I was thinking of voteing for Hillary. But now after reading this not going to happen. Obama is not getting my vote. I currently in a rush for an AR10 my self. I took a look on Dpms web sight. Not bad in price. I have also looked at a Accuracy Systems. The price is higher but there is more lager Cal to look in to. I just don't want an AR that Im going to be kicked around by. I have a semi 3006 that feels like a 22 when shooting it. But shoot a Remington 300win mag. Little to much for me. I was like a Rage doll. Whats a good cal for a AR thats going to have that good long range punch for deer or bear. Without the kick. Does any one have a good idea.


----------



## Hunter_58346 (May 22, 2003)

Trust our ND congressman??? Send a message to all three and wait until you get your response. Be careful how you word your question but I will gaurantee that you will not like the response from any of them.


----------



## People (Jan 17, 2005)

We should not trust our ND congress men. They are antigun. They vote for every anti gun thing that commes up for vote. They claim they are for the sportsman and hunters but they are not. How many of use use a Semi for hunting?

I do use a Semi for hunting everything. The only bolts I use for hunting is for long range deer critters and PD because they do not make a AR in 6mm Norma BR.


----------



## USAlx50 (Nov 30, 2004)

Why shouldn't AR's be rising in popularity? You get a semi with bolt action accuracy for a reasonable price. You can have multiple different upper/lower combinations to make use of a variety of calibers. It really is hard to beat the AR platform.

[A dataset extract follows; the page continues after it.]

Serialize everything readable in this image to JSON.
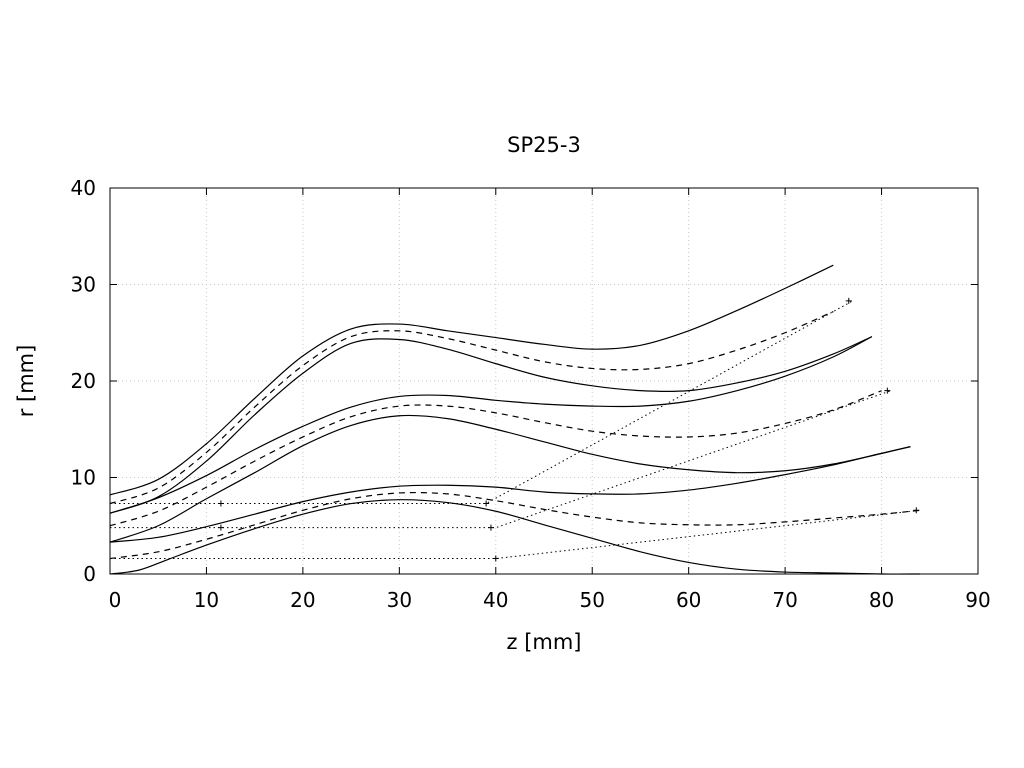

My next rifle will be an AR!


----------



## MOB (Mar 10, 2005)

People said:


> We should not trust our ND congress men. They are antigun. They vote for every anti gun thing that commes up for vote. They claim they are for the sportsman and hunters but they are not./quote]
> 
> Remember that the next time you vote. We had a democrat Senator Daschle is SD until he betrayed the people too may times by his far left votes. He voted for the Brady bill along with our other democrat Senator Johnson.


----------